Общество, которое собиралось в этом фешенебельном доме, состояло из именитых журналистов, прославленных блогеров, влиятельных политиков, экстравагантных художников и артистов. Дом посещали близкие к Президенту персоны, правительственные чиновники, законодатели мнений. Дом навещали европейские послы и гарвардские профессора. Здесь дружески встречались люди, которые публично люто враждовали друг с другом. Ненавистники Президента благодушно беседовали и пили виски с преданными президентскими приверженцами. Это было сообщество, лишь мнимо разделенное на партии и идеологии. Все были едины, принадлежали к одной популяции, действовали сообща. И хотя у них не было единого центра, общего лидера, они умели объединяться вокруг невидимой цели и поступали единодушно, словно ими управлял незримый организующий разум.

В другом уютном уголке, под высокими торшерами из оникса, сидели подвыпившие политологи из двух институтов, каждый из которых прилюдно враждовал с другим. Но здесь не было места вражде. Здесь все были свои. Понимали друг друга с полуслова.

– Наш-то Колибри совсем сошел с ума. Ударился в похождения с молоденькими балеринами. Ему в резиденцию привозят балерин из Большого театра. И он, встречаясь с ними, надевает пуанты, – маленький, с черными усиками политолог, обслуживающий партию власти, походил на Чарли Чаплина. «Колибри» в этом кругу называли Президента. Политолог покрутил в воздухе двумя пальцами, изображая пируэт.

– Стыдобища! Развелся с бабой, унизил ее перед всей страной! Ходит бобылем и плодит детей на стороне. Плодовит, как кролик штата Кентукки, – второй политолог, симпатизирующий либералам, едко изобразил пальцами кроличьи уши над головой.
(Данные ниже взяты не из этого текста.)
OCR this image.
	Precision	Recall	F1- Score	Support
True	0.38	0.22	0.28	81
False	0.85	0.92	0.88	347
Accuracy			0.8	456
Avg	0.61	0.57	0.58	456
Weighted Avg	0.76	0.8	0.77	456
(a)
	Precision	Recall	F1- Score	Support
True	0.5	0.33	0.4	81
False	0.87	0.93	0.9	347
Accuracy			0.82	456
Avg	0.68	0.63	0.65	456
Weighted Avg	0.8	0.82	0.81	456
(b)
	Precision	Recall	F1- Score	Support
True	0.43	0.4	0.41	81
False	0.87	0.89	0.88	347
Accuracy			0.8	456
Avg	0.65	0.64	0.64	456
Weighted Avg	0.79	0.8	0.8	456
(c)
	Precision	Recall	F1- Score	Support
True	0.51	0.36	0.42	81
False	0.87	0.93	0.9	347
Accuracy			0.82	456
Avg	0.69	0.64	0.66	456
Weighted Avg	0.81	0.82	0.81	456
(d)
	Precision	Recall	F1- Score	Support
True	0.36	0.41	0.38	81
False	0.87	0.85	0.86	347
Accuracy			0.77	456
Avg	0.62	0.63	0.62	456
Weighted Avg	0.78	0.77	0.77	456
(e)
– Вы все, мои милые, заблуждаетесь. Находитесь, как говорится, в прельщении, – розовощекий, с черной курчавой бородой политолог смеялся красными, как брусничный сок, губами, стрелял черными веселыми глазами. Говорили, что за ним стоят спецслужбы, поручают деликатные операции, и он предлагает свои услуги то патриотам, то либералам, вовлекая их в тупики. – Вы думаете, что Колибри диктатор? Второе воплощение Сталина? Страшный деспот и империалист? Строитель ГУЛАГа? Все вздор! Он законченный либерал. Гедонист. Не любит работать. Любит бассейны, путешествия, прекрасных женщин. Делает себе пластические операции, и его лицо, как у восемнадцатилетнего юноши. Обожает встречи с мировой элитой. Любит богатство, дорогие часы. Не бойтесь его! Колибри, как все мы. Он милый, добрый, чудесный! Любите эту маленькую милую птичку! – Он смеялся, открывая в бороде белоснежные зубы.

Общество, которое собиралось в доме на Тверском бульваре, было неформальным клубом, откуда влияние распространялось на власть. Здесь создавались и разрушались репутации, утверждались кадровые назначения, формировались политические веяния.

Здесь, как вкрадчивые лисы, кружили иностранцы, вынюхивая запахи закулисной политики. Здесь строились сценарии русской жизни, русской игры, в которой неизменно, каждый раз побеждали либералы, обыгрывая незрелые и сырые замыслы тяжеловесных патриотов. В каждом уютном уголке дома журчали беседы, громко смеялись, язвили, принимались целовать нового появившегося гостя. В каждом уголке работал малый моторчик, сообщая движение махине российской политики. Так крохотные, верещащие центрифуги обогащают уран, который затем, помещенный в бомбу, способен взорвать страну.